By doing "sh -x /etc/init.d/named restart" I confirm that ulimit is being set correctly before starting the process: + /bin/bash -c 'ulimit -S -c unlimited >/dev/null 2>&1 ; /usr/sbin/named -u named' I turned on debugging: /etc/sysconfig/named: OPTIONS="-d 99" /etc/named.conf: logging { channel default_debug { file "data/named.run"; severity dynamic; }; };
I did some investigation about coredumps and it looks that named wrongly sets limit itself. I'm not able to generate coredump with all versions (9.3, 9.4 and 9.5). Let me check it, looks like next bug for me. Also be careful with -d99 option because log will be really huge.
I the end problem with coredumps is in setuid function (see man setuid(2)). named is not able to generate core files when is started with -u option. You don't have to try get core file because it's quite risky run named without -u. I'm also trying reproduce this one.
named wouldn't start without the -u named option, or with -u root substituted. It seems that it is dropping privs (CAP_DAC_OVERRIDE?) even when not doing setuid, such that it cannot write to /var/named/data or indeed any of the logging channel files which are owned by named.
Interesting, this piece of code appears to not be working: bin/named/unix/os.c:258 /* allow us to continue to be able to generate coredumps after setuid: */ prctl(PR_SET_DUMPABLE,1,0,0,0);
Poking around on the affected servers, I found /proc/sys/fs/suid_dumpable was set to 0. Neither of the man pages (proc(5) and prctl(2)) specify which setting takes preference when they conflict, so just to be safe I've set fs/suid_dumpable to 2 on all the relevant servers.

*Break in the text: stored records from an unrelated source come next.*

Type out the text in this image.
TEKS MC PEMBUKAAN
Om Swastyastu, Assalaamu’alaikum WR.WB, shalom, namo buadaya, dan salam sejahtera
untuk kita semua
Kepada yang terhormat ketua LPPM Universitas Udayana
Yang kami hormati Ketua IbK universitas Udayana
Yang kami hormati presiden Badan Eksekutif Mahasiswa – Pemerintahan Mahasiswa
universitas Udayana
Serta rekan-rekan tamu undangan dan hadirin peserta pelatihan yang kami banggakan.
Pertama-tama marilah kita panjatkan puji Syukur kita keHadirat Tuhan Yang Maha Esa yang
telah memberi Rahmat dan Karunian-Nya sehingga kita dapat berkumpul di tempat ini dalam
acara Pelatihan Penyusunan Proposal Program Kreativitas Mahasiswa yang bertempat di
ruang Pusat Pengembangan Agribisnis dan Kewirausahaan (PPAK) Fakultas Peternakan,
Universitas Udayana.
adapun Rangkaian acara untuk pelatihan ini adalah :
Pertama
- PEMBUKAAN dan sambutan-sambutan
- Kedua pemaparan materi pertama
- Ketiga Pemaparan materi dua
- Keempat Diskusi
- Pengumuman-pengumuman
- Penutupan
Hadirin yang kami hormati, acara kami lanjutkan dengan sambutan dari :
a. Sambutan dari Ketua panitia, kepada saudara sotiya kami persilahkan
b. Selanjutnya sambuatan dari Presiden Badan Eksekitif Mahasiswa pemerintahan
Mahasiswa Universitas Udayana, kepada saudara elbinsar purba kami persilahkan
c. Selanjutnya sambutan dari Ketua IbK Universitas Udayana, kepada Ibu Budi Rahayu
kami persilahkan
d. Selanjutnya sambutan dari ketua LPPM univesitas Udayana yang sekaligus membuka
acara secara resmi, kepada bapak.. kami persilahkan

(In reply to comment #12) > bin/named/unix/os.c:258 > /* allow us to continue to be able to generate coredumps after setuid: > > */ > prctl(PR_SET_DUMPABLE,1,0,0,0); > Upstream also doesn't know if this statement works as expected :) I've setup two slaves and one master and I'm trying to reproduce this problem with simple script: #!/bin/bash let a=0 while [ 0 -eq -0 ]; do cat /var/named/test | sed 's/[0-9]*;serial/'`echo $a`';serial/' > /var/named/test.new mv -f /var/named/test.new /var/named/test rndc reload; ((++a)) sleep 3; done I think I should get core file tomorrow.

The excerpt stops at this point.